22-05-2012, 03:39 PM
Corporate Wireless LAN:Know the Risks and Best
Practices to Mitigate them
Corporate Wireless LAN.pdf (Size: 225.17 KB / Downloads: 27)
Abstract
In recent years, the hottest high tech trend which has received a lot of publicity
and hype is the term Wireless LAN (WLAN). There are more and more
organizations of all sizes implementing and using wireless networks or Wi-Fi
(Wireless Fidelity) networks. This is due in part to its flexibility and mobility, ease
of installations and lower implementation costs compared to installing wired
cables throughout the organization’s infrastructure. Not only Wi-Fi technology
can be seen implemented on private wireless networks, it is also being deployed
rapidly on the public wireless network via hotspots. These wireless locations can
be found in hotels, airports, cafes and restaurants around the world. In fact,
WLAN technology has been the fastest growing technology since the Internet.

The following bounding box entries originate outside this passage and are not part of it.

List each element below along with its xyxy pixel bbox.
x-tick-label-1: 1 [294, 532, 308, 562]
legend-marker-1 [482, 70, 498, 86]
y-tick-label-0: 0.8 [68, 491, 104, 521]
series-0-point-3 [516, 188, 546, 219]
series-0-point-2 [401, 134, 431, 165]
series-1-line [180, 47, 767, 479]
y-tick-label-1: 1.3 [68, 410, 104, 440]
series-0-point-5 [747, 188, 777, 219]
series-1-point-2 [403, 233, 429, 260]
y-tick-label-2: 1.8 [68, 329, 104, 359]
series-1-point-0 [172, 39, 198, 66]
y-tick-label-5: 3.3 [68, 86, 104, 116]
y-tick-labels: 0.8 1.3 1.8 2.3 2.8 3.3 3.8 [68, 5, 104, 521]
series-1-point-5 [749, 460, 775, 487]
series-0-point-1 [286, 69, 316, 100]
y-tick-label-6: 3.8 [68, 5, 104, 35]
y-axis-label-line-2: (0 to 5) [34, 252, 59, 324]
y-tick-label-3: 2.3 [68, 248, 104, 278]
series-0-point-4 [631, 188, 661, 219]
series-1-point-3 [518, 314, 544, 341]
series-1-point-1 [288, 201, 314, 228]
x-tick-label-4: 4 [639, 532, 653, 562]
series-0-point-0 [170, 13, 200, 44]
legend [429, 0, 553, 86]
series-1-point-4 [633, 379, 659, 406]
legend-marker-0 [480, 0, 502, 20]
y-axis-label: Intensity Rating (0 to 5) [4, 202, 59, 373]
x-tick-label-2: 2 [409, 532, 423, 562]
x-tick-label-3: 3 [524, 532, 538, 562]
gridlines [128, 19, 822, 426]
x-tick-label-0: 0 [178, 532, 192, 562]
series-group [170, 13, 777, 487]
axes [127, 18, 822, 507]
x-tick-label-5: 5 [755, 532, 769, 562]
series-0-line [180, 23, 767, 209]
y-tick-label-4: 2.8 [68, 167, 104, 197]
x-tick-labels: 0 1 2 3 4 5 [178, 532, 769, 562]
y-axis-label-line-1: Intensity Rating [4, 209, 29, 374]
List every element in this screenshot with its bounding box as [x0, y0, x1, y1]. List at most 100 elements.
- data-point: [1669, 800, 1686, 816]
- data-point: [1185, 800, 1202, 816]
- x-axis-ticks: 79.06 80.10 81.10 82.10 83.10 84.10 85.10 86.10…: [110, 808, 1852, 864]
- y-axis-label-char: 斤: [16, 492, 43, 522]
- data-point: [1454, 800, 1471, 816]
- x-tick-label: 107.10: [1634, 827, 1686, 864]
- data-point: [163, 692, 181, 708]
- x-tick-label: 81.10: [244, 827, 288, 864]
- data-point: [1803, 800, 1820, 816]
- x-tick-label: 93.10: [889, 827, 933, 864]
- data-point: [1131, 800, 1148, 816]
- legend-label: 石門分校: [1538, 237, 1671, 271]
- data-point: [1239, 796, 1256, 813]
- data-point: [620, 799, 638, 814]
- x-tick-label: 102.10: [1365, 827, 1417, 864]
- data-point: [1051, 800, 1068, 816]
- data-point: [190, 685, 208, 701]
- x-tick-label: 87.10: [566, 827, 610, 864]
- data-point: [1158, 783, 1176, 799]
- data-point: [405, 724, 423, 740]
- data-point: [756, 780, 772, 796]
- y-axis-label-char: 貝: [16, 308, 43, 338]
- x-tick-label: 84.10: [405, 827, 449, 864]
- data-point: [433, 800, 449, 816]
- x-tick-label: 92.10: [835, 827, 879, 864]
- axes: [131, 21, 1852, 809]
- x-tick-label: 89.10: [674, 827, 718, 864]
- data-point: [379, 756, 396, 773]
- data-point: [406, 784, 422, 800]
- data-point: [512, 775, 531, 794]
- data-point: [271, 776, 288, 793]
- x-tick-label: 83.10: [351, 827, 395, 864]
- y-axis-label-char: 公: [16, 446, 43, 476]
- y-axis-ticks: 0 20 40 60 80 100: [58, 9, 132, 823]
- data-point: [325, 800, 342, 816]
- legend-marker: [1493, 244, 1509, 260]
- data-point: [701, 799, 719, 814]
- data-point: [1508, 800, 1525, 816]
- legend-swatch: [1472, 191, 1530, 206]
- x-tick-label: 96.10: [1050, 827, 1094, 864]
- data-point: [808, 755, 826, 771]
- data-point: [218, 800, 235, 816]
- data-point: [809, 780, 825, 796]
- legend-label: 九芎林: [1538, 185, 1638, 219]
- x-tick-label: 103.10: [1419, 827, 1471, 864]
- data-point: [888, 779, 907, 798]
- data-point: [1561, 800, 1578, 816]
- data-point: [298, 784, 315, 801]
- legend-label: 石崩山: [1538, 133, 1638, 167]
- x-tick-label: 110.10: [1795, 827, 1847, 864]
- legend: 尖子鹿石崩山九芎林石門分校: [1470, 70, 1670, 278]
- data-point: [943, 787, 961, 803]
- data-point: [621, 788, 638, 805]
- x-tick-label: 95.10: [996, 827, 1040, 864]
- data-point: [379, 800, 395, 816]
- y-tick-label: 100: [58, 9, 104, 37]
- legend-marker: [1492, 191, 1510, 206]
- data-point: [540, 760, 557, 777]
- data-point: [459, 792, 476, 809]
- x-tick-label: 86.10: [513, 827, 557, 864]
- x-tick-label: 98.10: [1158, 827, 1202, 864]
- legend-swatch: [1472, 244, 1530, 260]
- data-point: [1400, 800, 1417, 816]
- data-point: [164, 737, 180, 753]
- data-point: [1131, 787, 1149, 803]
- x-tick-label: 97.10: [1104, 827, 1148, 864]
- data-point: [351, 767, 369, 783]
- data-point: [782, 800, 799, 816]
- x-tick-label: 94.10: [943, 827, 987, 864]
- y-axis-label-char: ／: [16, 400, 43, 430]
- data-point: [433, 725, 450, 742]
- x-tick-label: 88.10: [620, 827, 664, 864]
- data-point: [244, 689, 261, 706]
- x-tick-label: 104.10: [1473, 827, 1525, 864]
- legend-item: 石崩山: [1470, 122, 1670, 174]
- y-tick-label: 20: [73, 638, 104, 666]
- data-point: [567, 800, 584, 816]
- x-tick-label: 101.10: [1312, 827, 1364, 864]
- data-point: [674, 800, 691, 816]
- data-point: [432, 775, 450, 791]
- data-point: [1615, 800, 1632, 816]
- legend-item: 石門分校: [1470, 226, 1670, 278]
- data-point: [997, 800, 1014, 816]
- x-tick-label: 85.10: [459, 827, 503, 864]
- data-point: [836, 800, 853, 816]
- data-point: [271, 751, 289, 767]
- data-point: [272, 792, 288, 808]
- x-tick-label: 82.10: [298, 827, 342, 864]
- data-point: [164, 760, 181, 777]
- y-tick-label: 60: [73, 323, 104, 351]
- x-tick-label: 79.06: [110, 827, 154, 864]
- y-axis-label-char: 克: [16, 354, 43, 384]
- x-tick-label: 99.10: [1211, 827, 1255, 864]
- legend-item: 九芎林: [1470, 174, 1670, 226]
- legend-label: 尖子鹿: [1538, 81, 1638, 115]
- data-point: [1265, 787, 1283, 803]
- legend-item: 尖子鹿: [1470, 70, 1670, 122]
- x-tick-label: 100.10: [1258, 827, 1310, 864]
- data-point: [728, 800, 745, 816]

According to Gartner Group research, “The corporate move to wireless is
expected to be the biggest technology shift of 2003, 'taking off with a vengeance'
in 2004” [1]. However, the benefits of using wireless LAN are not without security
risks. Corporations are beginning to realize wireless LANs have been poorly
implemented or configured with disregard to information security. Problems
include limited to non existent encryption of the network traffic from wireless
access points and users setting up illegal rogue access points within their
corporate network. There was a recent study conducted by AirDefense in three
cities around the United States. They found that 57% of the access points were
not using any type of encryption. In addition, there were 9% unauthorized rogue
access points found [2].
Introduction to WLAN Technology
The purpose of WLAN network is the same as the wired network which is to
provide users connectivity to the network without having a physical network cable
attached to the users’ workstations or laptops. In other words, the data is
transmitted over the air via radio frequencies. In this section, we will take a quick
Different types of WLAN Components
The two WLAN components are the wireless workstation and the wireless access
point. The workstation could be a desktop system, laptop or other mobile device
with a wireless network interface card (NIC). The wireless NIC will communicate
with the WLAN via radio frequencies [3]. They can connect in a ad-hoc mode
which is client-to-client or in a infrastructure mode which involves access points.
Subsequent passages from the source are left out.